Rinnovo sì, ma con delle modifiche nelle parti significative del testo generale. Questa è la decisione del Governo italiano sull'intesa tra Italia e Libia sui migranti, stipulata nel febbraio 2017 dal Governo Gentiloni e plasmata dall'allora titolare del Viminale, Marco Minniti, che oggi dice: “Non mi pento del patto, ma va cambiato!” L'Esecutivo manderà una nota a Tripoli, comunicando la volontà di cambiare alcune parti del documento. “Il memorandum con la Libia non può essere gettato in mare, ma ci sono ampi spazi per migliorarlo. Un altro elemento che induce la rinegoziazione è che c'è una situazione diversa ora, essendoci un conflitto” spiega il premier Giuseppe Conte. Il memorandum prevedeva tutta una serie di azioni congiunte italo libiche, con l'Italia che forniva aiuti economici e supporto alla guardia costiera libica per contrastare l'immigrazione illegale.

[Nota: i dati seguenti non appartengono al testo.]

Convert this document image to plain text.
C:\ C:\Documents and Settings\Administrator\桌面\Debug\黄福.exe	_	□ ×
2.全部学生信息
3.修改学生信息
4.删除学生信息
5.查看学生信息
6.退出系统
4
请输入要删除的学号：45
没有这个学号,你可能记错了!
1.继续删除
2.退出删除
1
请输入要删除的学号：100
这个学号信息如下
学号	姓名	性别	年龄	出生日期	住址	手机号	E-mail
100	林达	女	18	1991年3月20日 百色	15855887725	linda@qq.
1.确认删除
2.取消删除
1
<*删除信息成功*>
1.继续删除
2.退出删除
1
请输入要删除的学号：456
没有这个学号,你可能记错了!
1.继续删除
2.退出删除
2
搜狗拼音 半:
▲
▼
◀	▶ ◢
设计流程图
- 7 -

Nel quadro politico i riflettori sono puntati sull'azione della diplomazia italiana con il titolare della Farnesina, Luigi Di Maio, che ha sottolineato “Interrompere l'accordo sarebbe un vulnus politico” per poi precisare “Lavoriamo per migliorarlo!” Lo stesso Di Maio ha annunciato l'intenzione di convocare la Commissione congiunta Italo libica, mentre in un appello pubblico diversi parlamentari della sinistra del PD chiedono, invece, di bloccare il memorandum con il Paese nordafricano. Carte alla mano, i cambi potrebbero riguardare lo svuotamento dei centri di detenzione, il rafforzamento della presenza nei centri delle organizzazioni umanitarie delle Nazioni Unite e, infine, un grande piano per l'Africa con un piano di investimenti nei Paesi di provenienza dei migranti, non cambiando, però, l'impianto generale dell'accordo. Le modifiche dovranno comunque, in ogni caso, essere approvate dalla controparte libica.